Mizoram police investigate report of ethnic violence

Police in Mizoram have begun investigations against a Bru leader and a national newspaper that quoted him as saying Mizos had burned down more than a dozen Bru houses and assaulted members of the minority community two weeks ago.
A senior police official from Mamit district in western Mizoram said investigators have found no evidence of Mizos burning Bru houses or assaulting members of the Bru tribe and is seeking replies from both the newspaper and the Bru leader.
A report in a national newspaper had quoted Mizoram Bru Displaced People’s Forum president A Sawibunga as having attributed such incidents as the reason for scores of Bru families fleeing to Tripura in mid-January.
Mizoram had been on edge with ethnic tension at the time over the November 23 kidnapping for ransom of three men — two Mizo drivers and a telecommunications professional from West Bengal — by National Liberation Front of Tripura cadres aided by Bru militants (While the two Mizos have been released after spending two months in captivity in the jungles of eastern Bangladesh, the telecom professional remains in the militants’ hands).
With Mizo groups planning massive voluntary search operations to look for the missing mean shortly before the duo’s release, scores of Bru families from at least three villages in Mizoram had fled to neighboring Tripura or taken shelter in their farms fearing potential ethnic conflict.

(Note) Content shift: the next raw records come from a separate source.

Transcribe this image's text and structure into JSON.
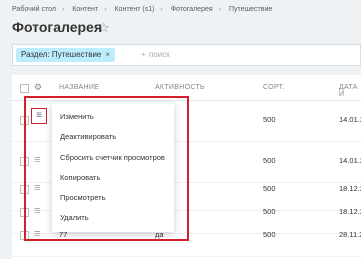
{
  "breadcrumbs": [
    "Рабочий стол",
    "Контент",
    "Контент (s1)",
    "Фотогалерея",
    "Путешествие"
  ],
  "page_title": "Фотогалерея",
  "filter": {
    "tag_label": "Раздел:  Путешествие",
    "tag_close": "×",
    "search_placeholder": "поиск"
  },
  "columns": [
    "НАЗВАНИЕ",
    "АКТИВНОСТЬ",
    "СОРТ.",
    "ДАТА И"
  ],
  "rows": [
    {
      "name": "",
      "active": "",
      "sort": "500",
      "date": "14.01.2"
    },
    {
      "name": "",
      "active": "",
      "sort": "500",
      "date": "14.01.2"
    },
    {
      "name": "",
      "active": "",
      "sort": "500",
      "date": "18.12.2"
    },
    {
      "name": "",
      "active": "",
      "sort": "500",
      "date": "18.12.2"
    },
    {
      "name": "77",
      "active": "да",
      "sort": "500",
      "date": "28.11.2"
    }
  ],
  "context_menu": [
    "Изменить",
    "Деактивировать",
    "Сбросить счетчик просмотров",
    "Копировать",
    "Просмотреть",
    "Удалить"
  ],
  "colors": {
    "highlight": "#d61f26",
    "tag_bg": "#bcedfc"
  }
}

Some also reportedly sought refuge in Mizo-dominated villages.
Police said they have not found any cases of houses being burned or people being physically assaulted after an NGO filed an FIR against Sawibunga, who resides in the Bru Naisingpara relief camp in Tripura’s Kanchanpur sub-division within North Tripura district.
The Mizoram government has also taken the allegations seriously, with Home Minister R Lalzirliana saying Chief Secretary L Tochhong has been asked to look into the matter.
Investigators said Sawibunga had denied having said any such thing to the national newspaper and were understood to have tried contacting the daily’s editorial staff Monday. Sawibunga’s cellphone remained switched-off when The Indian Express tried to contact him.
He had last week also been quoted by The Aizawl Post, a Mizo daily, as saying he did not make any allegations of house-burning or physical assault by Mizos to the national newspaper.
A police official said an FIR is likely to be filed after initial inquiries with the Tripura police since Sawibunga is based there and also because the news report originated from Agartala, Tripura’s capital.